Being made available as part of Azure Active Directory Premium Service, the Azure Active Directory Application Proxy is intended to extend Active Directory’s software-as-a-service application management capabilities to on premises applications, according to Alex Simons, director of product management on the Active Directory team. In his blog yesterday, he notes it gives customers the ability to manage access to internal browser-based applications, such as SharePoint sites, Outlook Web Access and IIS-based applications, using Azure AD. “You can make these apps available in a secure manner to authenticate users through a cloud-based proxy in Azure,” Simons wrote.
Microsoft wasn’t immediately available to comment about timeframe for general availability, but Wirtz says the current expectation is that Azure Active Directory Application Proxy service will be generally available within a few months.
There’s still a lot more work to add some kinds of authentication-based functionality that’s desirable in an enterprise environment, Wirtz points out. He says he’d like to see multifactor authentication be part of this as it’s important for controlling access to sensitive information. He says he’d like to see a way to have geo-location-related alerts sent when a suspicious login event occurs from a mobile device being used in an unexpected location or there are two logins that occur from vastly different geographic locations at about the same time, suggesting there could be a compromise of some sort.

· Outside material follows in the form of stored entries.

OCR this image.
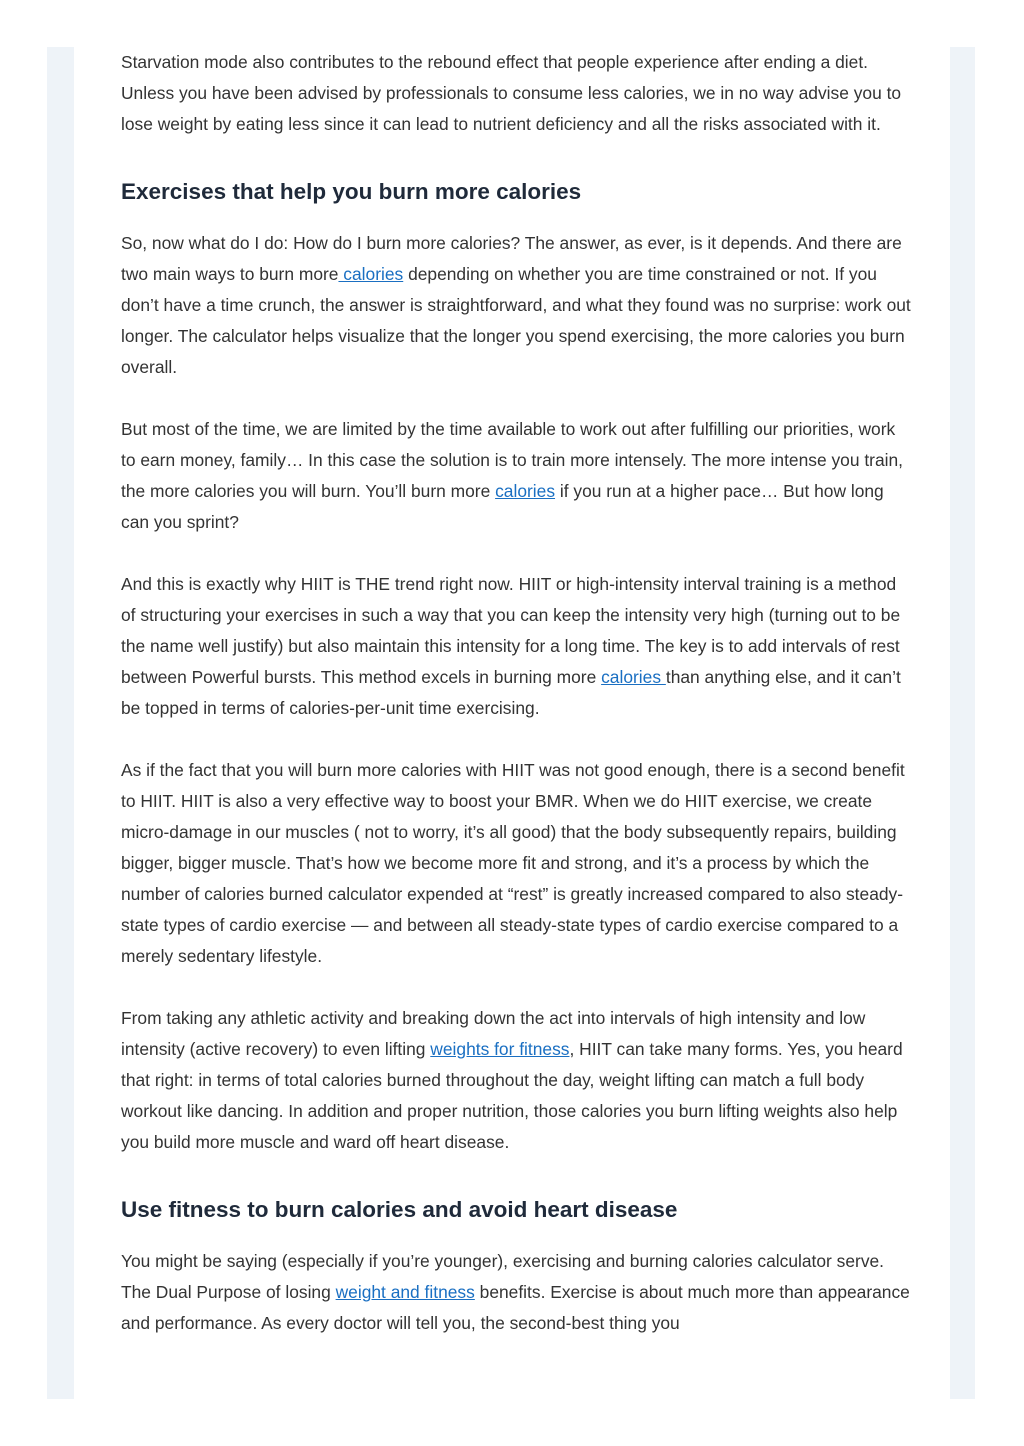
Starvation mode also contributes to the rebound effect that people experience after ending a diet. Unless you have been advised by professionals to consume less calories, we in no way advise you to lose weight by eating less since it can lead to nutrient deficiency and all the risks associated with it.

Exercises that help you burn more calories

So, now what do I do: How do I burn more calories? The answer, as ever, is it depends. And there are two main ways to burn more calories depending on whether you are time constrained or not. If you don’t have a time crunch, the answer is straightforward, and what they found was no surprise: work out longer. The calculator helps visualize that the longer you spend exercising, the more calories you burn overall.

But most of the time, we are limited by the time available to work out after fulfilling our priorities, work to earn money, family… In this case the solution is to train more intensely. The more intense you train, the more calories you will burn. You’ll burn more calories if you run at a higher pace… But how long can you sprint?

And this is exactly why HIIT is THE trend right now. HIIT or high-intensity interval training is a method of structuring your exercises in such a way that you can keep the intensity very high (turning out to be the name well justify) but also maintain this intensity for a long time. The key is to add intervals of rest between Powerful bursts. This method excels in burning more calories than anything else, and it can’t be topped in terms of calories-per-unit time exercising.

As if the fact that you will burn more calories with HIIT was not good enough, there is a second benefit to HIIT. HIIT is also a very effective way to boost your BMR. When we do HIIT exercise, we create micro-damage in our muscles ( not to worry, it’s all good) that the body subsequently repairs, building bigger, bigger muscle. That’s how we become more fit and strong, and it’s a process by which the number of calories burned calculator expended at “rest” is greatly increased compared to also steady-state types of cardio exercise — and between all steady-state types of cardio exercise compared to a merely sedentary lifestyle.

From taking any athletic activity and breaking down the act into intervals of high intensity and low intensity (active recovery) to even lifting weights for fitness, HIIT can take many forms. Yes, you heard that right: in terms of total calories burned throughout the day, weight lifting can match a full body workout like dancing. In addition and proper nutrition, those calories you burn lifting weights also help you build more muscle and ward off heart disease.

Use fitness to burn calories and avoid heart disease

You might be saying (especially if you’re younger), exercising and burning calories calculator serve. The Dual Purpose of losing weight and fitness benefits. Exercise is about much more than appearance and performance. As every doctor will tell you, the second-best thing you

Shai Kariv, group program manager for the Microsoft Active Directory engineering team in Herzliya, Israel, said in his blog yesterday that Microsoft does plan to add functionality over time.
“As this is only the first preview of our cloud app proxy, it has a basic set of selective publishing capabilities,” Kariv wrote. “We will be working over the next few months to add richer functionality, including pre-authentication for users and registered devices, support for workplace-joined devices, multifactor authentication, and support for specifying the strength and type of authentication required.”